The actual opening of the valves is controlled by a small actuating piston and hydraulic fluid running through a narrow passage that is controlled by a dual-action solenoid.  When the solenoid is closed, under highway speeds or full acceleration, intake valves are fully open much like a traditional engine for maximum power.  At lower speeds, the solenoid opens precisely during the intake stroke, allowing oil to bypass the passage, thus decoupling the valves.  This allows for infinite control of the valves and controls the amount of fresh air into the cylinders, reducing wasted energy that is common with fixed intake lobes on a camshaft.

Fiat claims that MultiAir technology on normally aspirated 1.4-liter engines provides up to a 15 percent increase in low engine rpm torque, up to 7.5 percent improvement in fuel efficiency and a 7.5 percent reduction in carbon dioxide emissions.

500L models come standard with a six speed manual transmission but the Lounge model’s standard transmission is a new twin clutch automatic.  The transmission is very typical of such dual clutch units with very quick shifts but a little jerky when starting off.  You can shift manually using the shifter and the pattern is opposite of most manufacturers requiring you to pull down for upshifts which is the same way as racing transmissions. This pattern may be odd to some people but actually makes great sense.

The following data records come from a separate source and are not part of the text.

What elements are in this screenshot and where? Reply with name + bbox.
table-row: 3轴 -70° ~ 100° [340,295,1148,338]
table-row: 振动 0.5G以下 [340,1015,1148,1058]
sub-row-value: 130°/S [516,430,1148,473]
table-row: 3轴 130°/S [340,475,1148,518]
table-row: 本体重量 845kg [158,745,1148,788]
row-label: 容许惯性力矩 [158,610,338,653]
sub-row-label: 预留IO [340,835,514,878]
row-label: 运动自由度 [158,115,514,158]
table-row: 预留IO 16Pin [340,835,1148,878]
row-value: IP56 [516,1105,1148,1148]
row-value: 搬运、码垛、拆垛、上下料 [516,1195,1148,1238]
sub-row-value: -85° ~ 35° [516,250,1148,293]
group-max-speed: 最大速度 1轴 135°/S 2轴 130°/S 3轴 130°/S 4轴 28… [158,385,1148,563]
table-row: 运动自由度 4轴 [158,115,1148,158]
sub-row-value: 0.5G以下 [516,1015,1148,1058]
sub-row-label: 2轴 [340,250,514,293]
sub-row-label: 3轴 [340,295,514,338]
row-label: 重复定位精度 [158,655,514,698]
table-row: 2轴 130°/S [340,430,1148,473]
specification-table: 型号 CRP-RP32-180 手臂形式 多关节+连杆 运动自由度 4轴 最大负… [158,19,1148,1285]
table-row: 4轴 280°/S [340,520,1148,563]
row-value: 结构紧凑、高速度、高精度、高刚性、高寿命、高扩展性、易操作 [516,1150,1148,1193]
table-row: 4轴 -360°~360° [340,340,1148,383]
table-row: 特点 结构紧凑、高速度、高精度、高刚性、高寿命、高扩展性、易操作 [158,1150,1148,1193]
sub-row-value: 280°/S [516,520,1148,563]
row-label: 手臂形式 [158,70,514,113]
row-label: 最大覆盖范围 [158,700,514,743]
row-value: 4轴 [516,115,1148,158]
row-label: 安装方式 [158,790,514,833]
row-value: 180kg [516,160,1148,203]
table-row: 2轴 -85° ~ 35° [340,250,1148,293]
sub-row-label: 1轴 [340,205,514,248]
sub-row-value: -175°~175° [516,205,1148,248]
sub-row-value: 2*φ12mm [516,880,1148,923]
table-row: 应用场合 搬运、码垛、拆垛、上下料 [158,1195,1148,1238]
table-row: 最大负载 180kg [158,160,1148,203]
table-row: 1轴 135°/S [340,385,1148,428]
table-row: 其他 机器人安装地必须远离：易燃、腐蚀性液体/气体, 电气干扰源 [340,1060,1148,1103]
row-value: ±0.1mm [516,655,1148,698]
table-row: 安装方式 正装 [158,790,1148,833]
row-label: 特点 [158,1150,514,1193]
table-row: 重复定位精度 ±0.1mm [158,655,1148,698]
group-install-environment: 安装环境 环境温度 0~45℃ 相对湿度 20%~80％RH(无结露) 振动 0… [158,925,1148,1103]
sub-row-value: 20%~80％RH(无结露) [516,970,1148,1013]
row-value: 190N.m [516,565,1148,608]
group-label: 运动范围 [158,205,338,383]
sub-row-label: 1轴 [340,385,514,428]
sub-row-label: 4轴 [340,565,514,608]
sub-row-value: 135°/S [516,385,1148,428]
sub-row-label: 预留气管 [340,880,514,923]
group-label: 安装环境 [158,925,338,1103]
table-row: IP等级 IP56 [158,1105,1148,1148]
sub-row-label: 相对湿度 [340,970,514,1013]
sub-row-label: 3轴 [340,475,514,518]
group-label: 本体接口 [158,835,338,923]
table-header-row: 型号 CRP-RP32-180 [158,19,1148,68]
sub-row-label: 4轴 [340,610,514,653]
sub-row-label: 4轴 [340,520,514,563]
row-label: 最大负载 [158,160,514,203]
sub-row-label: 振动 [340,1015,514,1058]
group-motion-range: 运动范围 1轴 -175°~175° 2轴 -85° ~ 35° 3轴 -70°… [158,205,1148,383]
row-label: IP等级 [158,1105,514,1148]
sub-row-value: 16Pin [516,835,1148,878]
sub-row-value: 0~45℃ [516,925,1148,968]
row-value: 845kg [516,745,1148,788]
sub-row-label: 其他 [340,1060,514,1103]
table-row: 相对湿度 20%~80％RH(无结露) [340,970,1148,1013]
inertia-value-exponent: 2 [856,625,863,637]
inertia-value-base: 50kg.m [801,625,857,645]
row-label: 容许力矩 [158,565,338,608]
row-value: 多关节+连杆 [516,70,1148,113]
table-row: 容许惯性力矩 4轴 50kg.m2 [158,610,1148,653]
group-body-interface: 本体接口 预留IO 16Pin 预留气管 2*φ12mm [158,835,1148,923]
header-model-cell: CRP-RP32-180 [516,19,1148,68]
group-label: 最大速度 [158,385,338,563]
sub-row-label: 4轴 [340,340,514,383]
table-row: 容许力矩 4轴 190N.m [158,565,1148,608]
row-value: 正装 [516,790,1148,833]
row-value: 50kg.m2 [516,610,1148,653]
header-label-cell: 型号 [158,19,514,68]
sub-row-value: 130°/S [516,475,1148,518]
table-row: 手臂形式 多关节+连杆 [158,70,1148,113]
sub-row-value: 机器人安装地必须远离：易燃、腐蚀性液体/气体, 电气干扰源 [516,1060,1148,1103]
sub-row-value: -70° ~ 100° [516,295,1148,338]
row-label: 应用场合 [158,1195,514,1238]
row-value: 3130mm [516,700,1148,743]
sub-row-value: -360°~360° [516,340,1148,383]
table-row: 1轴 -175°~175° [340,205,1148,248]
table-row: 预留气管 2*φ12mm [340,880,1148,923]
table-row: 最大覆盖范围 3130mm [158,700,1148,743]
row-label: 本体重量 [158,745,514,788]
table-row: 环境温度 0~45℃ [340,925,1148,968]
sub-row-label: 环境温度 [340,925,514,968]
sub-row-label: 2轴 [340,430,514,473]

The powertrain works really well and creates a car that feels very zippy and fun.  The turbo boost kicks in very quickly and the car has a great throttle response.  The best part is that you can get an EPA estimated 24 mpg in the city and 33 mpg on the highway which is pretty good.

The Fiat 500L Pop model starts out at $19,195.  The Easy bumps up the price to $20,195 while the top of the line Lounge goes up to $24,195.  Our car had a few small options that brought the total up to $27,445. 

That is a pretty good price for what is a lot more than just an economy car.  It is a car that has style, performance, economy and room.  That is tough combination to beat and in a world of boring under $30,000 cars, the 500L is a great choice.